Exact Differential Equation - Practice Questions & MCQ

Concepts Covered - 1

Exact Differential Equation

Sometimes some differential equations can be solved using observation only. In such equations we can get differential of a function of x and y both.

Illustration 1 :

$\text { Solution of the differential equation } 2 x y d x+\left(x^{2}+3 y^{2}\right) d y=0\;\text{is}$

Let us first separate terms containing only x with dx and terms containing only y with dy

$2xydx+x^2dy+3y^2dy=0$

Here first two terms have both x and y. We can make an observation that first two terms are the differentiation of x²y.

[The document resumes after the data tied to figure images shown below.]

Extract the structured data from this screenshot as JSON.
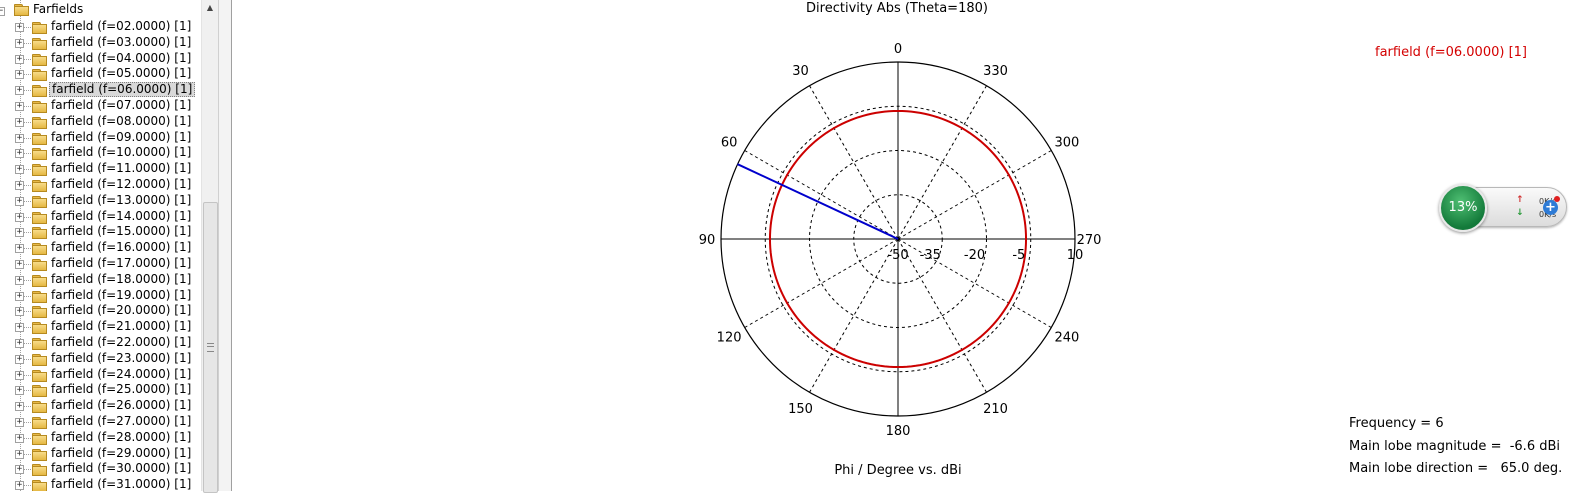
{
  "tree": {
    "root_label": "Farfields",
    "items": [
      "farfield (f=02.0000) [1]",
      "farfield (f=03.0000) [1]",
      "farfield (f=04.0000) [1]",
      "farfield (f=05.0000) [1]",
      "farfield (f=06.0000) [1]",
      "farfield (f=07.0000) [1]",
      "farfield (f=08.0000) [1]",
      "farfield (f=09.0000) [1]",
      "farfield (f=10.0000) [1]",
      "farfield (f=11.0000) [1]",
      "farfield (f=12.0000) [1]",
      "farfield (f=13.0000) [1]",
      "farfield (f=14.0000) [1]",
      "farfield (f=15.0000) [1]",
      "farfield (f=16.0000) [1]",
      "farfield (f=17.0000) [1]",
      "farfield (f=18.0000) [1]",
      "farfield (f=19.0000) [1]",
      "farfield (f=20.0000) [1]",
      "farfield (f=21.0000) [1]",
      "farfield (f=22.0000) [1]",
      "farfield (f=23.0000) [1]",
      "farfield (f=24.0000) [1]",
      "farfield (f=25.0000) [1]",
      "farfield (f=26.0000) [1]",
      "farfield (f=27.0000) [1]",
      "farfield (f=28.0000) [1]",
      "farfield (f=29.0000) [1]",
      "farfield (f=30.0000) [1]",
      "farfield (f=31.0000) [1]"
    ],
    "selected_index": 4
  },
  "plot": {
    "title": "Directivity Abs (Theta=180)",
    "xlabel": "Phi / Degree vs. dBi",
    "legend_label": "farfield (f=06.0000) [1]",
    "info": {
      "frequency": "Frequency = 6",
      "main_lobe_magnitude": "Main lobe magnitude =  -6.6 dBi",
      "main_lobe_direction": "Main lobe direction =   65.0 deg."
    }
  },
  "chart_data": {
    "type": "polar",
    "title": "Directivity Abs (Theta=180)",
    "xlabel": "Phi / Degree vs. dBi",
    "angle_tick_labels": [
      "0",
      "30",
      "60",
      "90",
      "120",
      "150",
      "180",
      "210",
      "240",
      "270",
      "300",
      "330"
    ],
    "radial_tick_labels": [
      "-50",
      "-35",
      "-20",
      "-5",
      "10"
    ],
    "radial_range": [
      -50,
      10
    ],
    "angle_direction": "counterclockwise",
    "zero_location": "top",
    "series": [
      {
        "name": "farfield (f=06.0000) [1]",
        "color": "#cc0000",
        "phi": [
          0,
          30,
          60,
          90,
          120,
          150,
          180,
          210,
          240,
          270,
          300,
          330,
          360
        ],
        "values": [
          -6.6,
          -6.6,
          -6.6,
          -6.6,
          -6.6,
          -6.6,
          -6.6,
          -6.6,
          -6.6,
          -6.6,
          -6.6,
          -6.6,
          -6.6
        ]
      }
    ],
    "main_lobe": {
      "direction_deg": 65.0,
      "magnitude_dbi": -6.6,
      "color": "#0000cc"
    },
    "reference_circle_db": -5,
    "grid": true
  },
  "net_meter": {
    "cpu_percent": "13%",
    "upload": "0K/s",
    "download": "0K/s"
  }
}
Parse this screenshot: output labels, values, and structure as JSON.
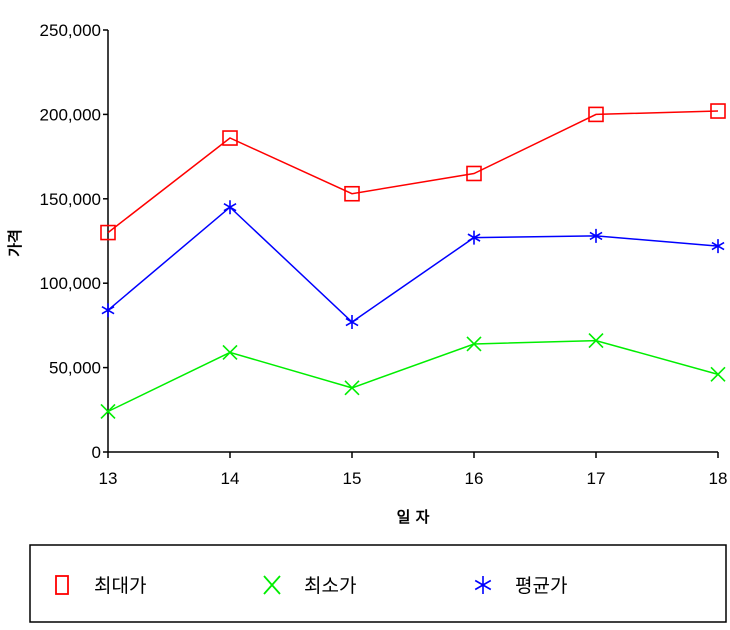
{
  "chart_data": {
    "type": "line",
    "title": "",
    "xlabel": "일 자",
    "ylabel": "가격",
    "categories": [
      "13",
      "14",
      "15",
      "16",
      "17",
      "18"
    ],
    "ylim": [
      0,
      250000
    ],
    "yticks": [
      0,
      50000,
      100000,
      150000,
      200000,
      250000
    ],
    "ytick_labels": [
      "0",
      "50,000",
      "100,000",
      "150,000",
      "200,000",
      "250,000"
    ],
    "grid": false,
    "legend_position": "bottom",
    "series": [
      {
        "name": "최대가",
        "marker": "square",
        "color": "#ff0000",
        "values": [
          130000,
          186000,
          153000,
          165000,
          200000,
          202000
        ]
      },
      {
        "name": "최소가",
        "marker": "x",
        "color": "#00ee00",
        "values": [
          24000,
          59000,
          38000,
          64000,
          66000,
          46000
        ]
      },
      {
        "name": "평균가",
        "marker": "asterisk",
        "color": "#0000ff",
        "values": [
          84000,
          145000,
          77000,
          127000,
          128000,
          122000
        ]
      }
    ]
  }
}
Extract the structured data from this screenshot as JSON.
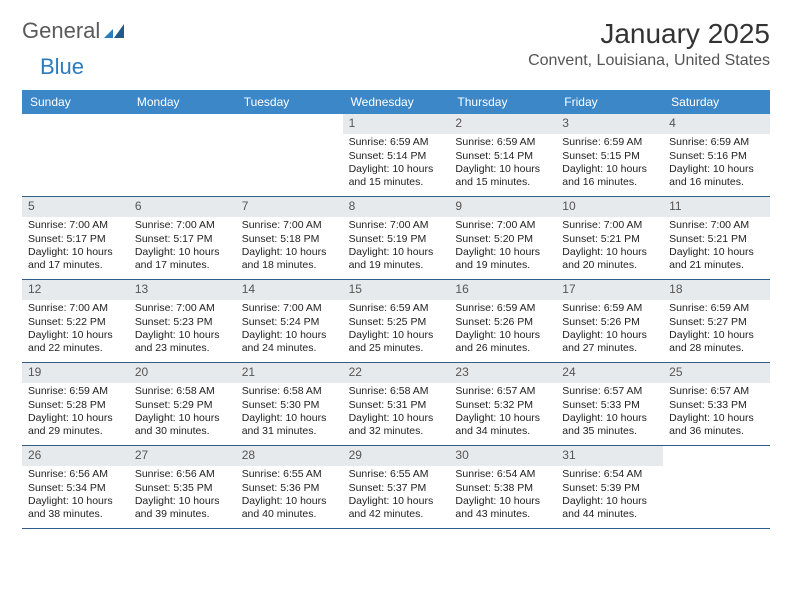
{
  "logo": {
    "text1": "General",
    "text2": "Blue",
    "color1": "#5a5a5a",
    "color2": "#2b7bbf"
  },
  "title": "January 2025",
  "location": "Convent, Louisiana, United States",
  "colors": {
    "header_bg": "#3b87c8",
    "header_text": "#ffffff",
    "daynum_bg": "#e7eaed",
    "daynum_text": "#555555",
    "week_border": "#2f5f8a",
    "body_text": "#222222",
    "page_bg": "#ffffff"
  },
  "fonts": {
    "title_size": 28,
    "location_size": 16,
    "weekday_size": 12,
    "cell_size": 10.5
  },
  "weekdays": [
    "Sunday",
    "Monday",
    "Tuesday",
    "Wednesday",
    "Thursday",
    "Friday",
    "Saturday"
  ],
  "weeks": [
    [
      null,
      null,
      null,
      {
        "n": "1",
        "sunrise": "6:59 AM",
        "sunset": "5:14 PM",
        "daylight": "10 hours and 15 minutes."
      },
      {
        "n": "2",
        "sunrise": "6:59 AM",
        "sunset": "5:14 PM",
        "daylight": "10 hours and 15 minutes."
      },
      {
        "n": "3",
        "sunrise": "6:59 AM",
        "sunset": "5:15 PM",
        "daylight": "10 hours and 16 minutes."
      },
      {
        "n": "4",
        "sunrise": "6:59 AM",
        "sunset": "5:16 PM",
        "daylight": "10 hours and 16 minutes."
      }
    ],
    [
      {
        "n": "5",
        "sunrise": "7:00 AM",
        "sunset": "5:17 PM",
        "daylight": "10 hours and 17 minutes."
      },
      {
        "n": "6",
        "sunrise": "7:00 AM",
        "sunset": "5:17 PM",
        "daylight": "10 hours and 17 minutes."
      },
      {
        "n": "7",
        "sunrise": "7:00 AM",
        "sunset": "5:18 PM",
        "daylight": "10 hours and 18 minutes."
      },
      {
        "n": "8",
        "sunrise": "7:00 AM",
        "sunset": "5:19 PM",
        "daylight": "10 hours and 19 minutes."
      },
      {
        "n": "9",
        "sunrise": "7:00 AM",
        "sunset": "5:20 PM",
        "daylight": "10 hours and 19 minutes."
      },
      {
        "n": "10",
        "sunrise": "7:00 AM",
        "sunset": "5:21 PM",
        "daylight": "10 hours and 20 minutes."
      },
      {
        "n": "11",
        "sunrise": "7:00 AM",
        "sunset": "5:21 PM",
        "daylight": "10 hours and 21 minutes."
      }
    ],
    [
      {
        "n": "12",
        "sunrise": "7:00 AM",
        "sunset": "5:22 PM",
        "daylight": "10 hours and 22 minutes."
      },
      {
        "n": "13",
        "sunrise": "7:00 AM",
        "sunset": "5:23 PM",
        "daylight": "10 hours and 23 minutes."
      },
      {
        "n": "14",
        "sunrise": "7:00 AM",
        "sunset": "5:24 PM",
        "daylight": "10 hours and 24 minutes."
      },
      {
        "n": "15",
        "sunrise": "6:59 AM",
        "sunset": "5:25 PM",
        "daylight": "10 hours and 25 minutes."
      },
      {
        "n": "16",
        "sunrise": "6:59 AM",
        "sunset": "5:26 PM",
        "daylight": "10 hours and 26 minutes."
      },
      {
        "n": "17",
        "sunrise": "6:59 AM",
        "sunset": "5:26 PM",
        "daylight": "10 hours and 27 minutes."
      },
      {
        "n": "18",
        "sunrise": "6:59 AM",
        "sunset": "5:27 PM",
        "daylight": "10 hours and 28 minutes."
      }
    ],
    [
      {
        "n": "19",
        "sunrise": "6:59 AM",
        "sunset": "5:28 PM",
        "daylight": "10 hours and 29 minutes."
      },
      {
        "n": "20",
        "sunrise": "6:58 AM",
        "sunset": "5:29 PM",
        "daylight": "10 hours and 30 minutes."
      },
      {
        "n": "21",
        "sunrise": "6:58 AM",
        "sunset": "5:30 PM",
        "daylight": "10 hours and 31 minutes."
      },
      {
        "n": "22",
        "sunrise": "6:58 AM",
        "sunset": "5:31 PM",
        "daylight": "10 hours and 32 minutes."
      },
      {
        "n": "23",
        "sunrise": "6:57 AM",
        "sunset": "5:32 PM",
        "daylight": "10 hours and 34 minutes."
      },
      {
        "n": "24",
        "sunrise": "6:57 AM",
        "sunset": "5:33 PM",
        "daylight": "10 hours and 35 minutes."
      },
      {
        "n": "25",
        "sunrise": "6:57 AM",
        "sunset": "5:33 PM",
        "daylight": "10 hours and 36 minutes."
      }
    ],
    [
      {
        "n": "26",
        "sunrise": "6:56 AM",
        "sunset": "5:34 PM",
        "daylight": "10 hours and 38 minutes."
      },
      {
        "n": "27",
        "sunrise": "6:56 AM",
        "sunset": "5:35 PM",
        "daylight": "10 hours and 39 minutes."
      },
      {
        "n": "28",
        "sunrise": "6:55 AM",
        "sunset": "5:36 PM",
        "daylight": "10 hours and 40 minutes."
      },
      {
        "n": "29",
        "sunrise": "6:55 AM",
        "sunset": "5:37 PM",
        "daylight": "10 hours and 42 minutes."
      },
      {
        "n": "30",
        "sunrise": "6:54 AM",
        "sunset": "5:38 PM",
        "daylight": "10 hours and 43 minutes."
      },
      {
        "n": "31",
        "sunrise": "6:54 AM",
        "sunset": "5:39 PM",
        "daylight": "10 hours and 44 minutes."
      },
      null
    ]
  ],
  "labels": {
    "sunrise": "Sunrise:",
    "sunset": "Sunset:",
    "daylight": "Daylight:"
  }
}
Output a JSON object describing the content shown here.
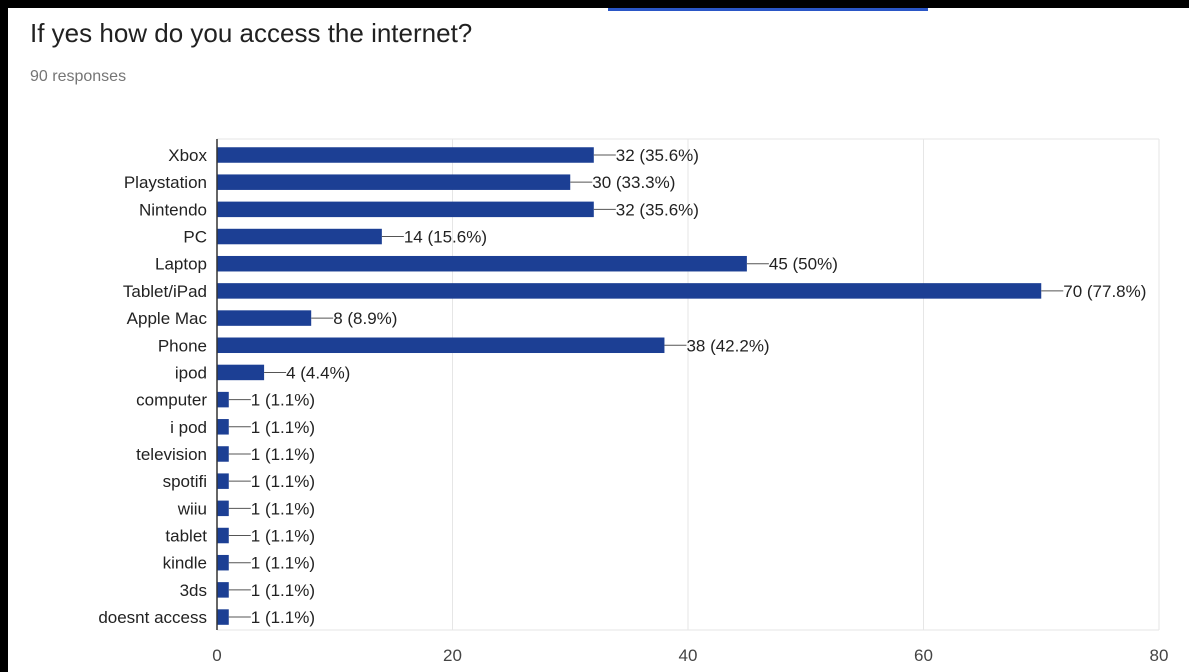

Hence we can write this equation as

$d(x^2y) + 3y^2dy=0$

Integrating this, we get

$x^2y + y^3+c=0$

This is the solution of this equation

The presence of following exact differentials should be observed in a given differential equation

$\\\mathbf{1.\;\;\;}\mathit{x d y+y d x=d(x y)}\\\\\mathbf{2.\;\;\;}\mathit{x d x+y d y=\frac{1}{2} d\left(x^{2}+y^{2}\right)}\\\\\mathbf{3.\;\;\;}\mathit{\frac{x d y-y d x}{x^{2}}=d\left(\frac{y}{x}\right)}\\\\\mathbf{4.\;\;\;}\mathit{\frac{y d x-x d y}{y^{2}}=d\left(\frac{x}{y}\right)}\\\\\mathbf{5.\;\;\;}\mathit{\frac{x d y-y d x}{x y}=\frac{d y}{y}-\frac{d x}{x}=d\left[\log \left(\frac{y}{x}\right)\right]}$

$\\\mathbf{6.\;\;\;}\mathit{\frac{y d x-x d y}{x y}=d\left[\log \left(\frac{x}{y}\right)\right]}\\\\$

Illustration 2 :

$\frac{x d y-y d x}{x^{2}+y^{2}}+ e^xdx=0$

Observe that

$\mathbf{\;\;\;}\mathit{\frac{x d y-y d x}{x^{2}+y^{2}}=\frac{\frac{x d y-y d x}{x^{2}}}{1+\frac{y^{2}}{x^{2}}}=\frac{d\left(\frac{y}{x}\right)}{1+\left(\frac{y}{x}\right)^{2}}=d\left[\tan ^{-1}\left(\frac{y}{x}\right)\right]}\\\\$